Did you, like me, feel nauseated listening to the Anglo tapes?

What made you sickest?

Was it the fact that our country was being set up for one of the biggest stings in history?

Was it that our financial regulator was laughed at as a bumbling fool by executives of the failed bank while the bank’s management was plotting a huge scam?

Was it the Ross O’Carroll-Kelly yuk-yukking as they discussed inflicting  a gigantic lie on the citizens of this state?

Any of that is likely to induce nausea, but for me, it was something else.  It was that small word “they”.

The strategy is that if you pull them in, you get them to write a big cheque and they have to keep, they have to support their money …


Who did these executives think they were talking about when they discussed the possibility of sucking money from a third party to compensate for their bank’s incompetently-managed affairs?  Did it dawn on them at all that the burden they were about to inflict on the country they presumably claim allegiance to was tantamount to sabotage?

Did it bother either of these two chuckling fools that they were discussing undermining our society?

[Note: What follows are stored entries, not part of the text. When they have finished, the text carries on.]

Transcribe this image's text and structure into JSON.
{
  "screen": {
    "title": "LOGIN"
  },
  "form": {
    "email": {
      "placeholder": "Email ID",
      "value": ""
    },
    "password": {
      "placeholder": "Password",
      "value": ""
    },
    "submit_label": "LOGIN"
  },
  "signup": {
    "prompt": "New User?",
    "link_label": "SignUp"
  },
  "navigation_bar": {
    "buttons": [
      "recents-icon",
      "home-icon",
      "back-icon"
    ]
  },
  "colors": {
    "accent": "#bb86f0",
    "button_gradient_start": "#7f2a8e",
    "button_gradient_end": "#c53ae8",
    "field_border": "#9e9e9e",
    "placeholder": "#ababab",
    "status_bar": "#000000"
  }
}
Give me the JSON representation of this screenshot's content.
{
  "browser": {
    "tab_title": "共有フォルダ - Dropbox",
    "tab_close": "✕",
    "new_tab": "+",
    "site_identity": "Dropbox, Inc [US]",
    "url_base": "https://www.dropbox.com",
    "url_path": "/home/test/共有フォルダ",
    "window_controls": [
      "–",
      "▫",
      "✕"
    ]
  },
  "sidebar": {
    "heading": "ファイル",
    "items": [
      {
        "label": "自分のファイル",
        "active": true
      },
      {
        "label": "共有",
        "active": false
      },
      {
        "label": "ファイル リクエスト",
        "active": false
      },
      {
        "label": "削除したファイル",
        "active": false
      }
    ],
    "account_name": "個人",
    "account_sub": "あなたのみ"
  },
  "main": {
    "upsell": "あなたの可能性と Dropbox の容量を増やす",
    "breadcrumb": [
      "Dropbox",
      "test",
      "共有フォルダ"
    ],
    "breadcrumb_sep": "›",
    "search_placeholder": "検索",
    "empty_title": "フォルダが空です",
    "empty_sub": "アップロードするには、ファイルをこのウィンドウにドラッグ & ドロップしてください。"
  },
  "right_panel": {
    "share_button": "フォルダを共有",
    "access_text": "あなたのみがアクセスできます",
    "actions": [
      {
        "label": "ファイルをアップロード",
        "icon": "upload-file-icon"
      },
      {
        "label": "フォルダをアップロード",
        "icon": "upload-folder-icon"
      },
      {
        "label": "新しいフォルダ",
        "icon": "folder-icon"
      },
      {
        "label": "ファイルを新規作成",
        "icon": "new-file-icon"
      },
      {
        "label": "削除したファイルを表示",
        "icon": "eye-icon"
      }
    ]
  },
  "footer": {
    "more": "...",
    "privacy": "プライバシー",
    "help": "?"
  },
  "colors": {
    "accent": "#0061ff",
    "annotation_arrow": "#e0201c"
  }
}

I don’t know, but it certainly doesn’t come across in their jocose conversation that they had the slightest understanding of how the Anglo chicanery would impact on their fellow citizens and perhaps that’s where the clue lies.  Maybe neither of these inflated fools had the least grasp of what it means to be a citizen.  Perhaps their citizenship is in a different country, a place where AIB was  “Allied”, where Irish Permanent was “Permo”, where Bank of Ireland was simply “Bank”.  A place, in other words, where arrogant, self-regarding tosspots like “Drummer” and Fitzy felt they were entitled to game the entire State, regardless of the consequences for the little people.

I can’t begin to express the extent of my contempt for these people and their like, but however contemptible we might find them, what level of disgust do we retain for the political idiots who believed the lies and placed our country in hock for generations to come so that leeches might remain in comfort to the end of their days?

It would be a mistake to think that these two fools controlled the scam, but they’re close enough to the core to be aware of the subtleties.  What this tape reveals is the extent of cynicism that pervaded Anglo, and perhaps the other banks as well.  It reveals that there was a mindset oblivious to notions of civic responsibility.

Did the senior bankers regard themselves as citizens of a nation with concomitant responsibilities?  On the face of the evidence, the answer has to be no, and yet they continue to live among us, availing of the protections due to Irish citizens.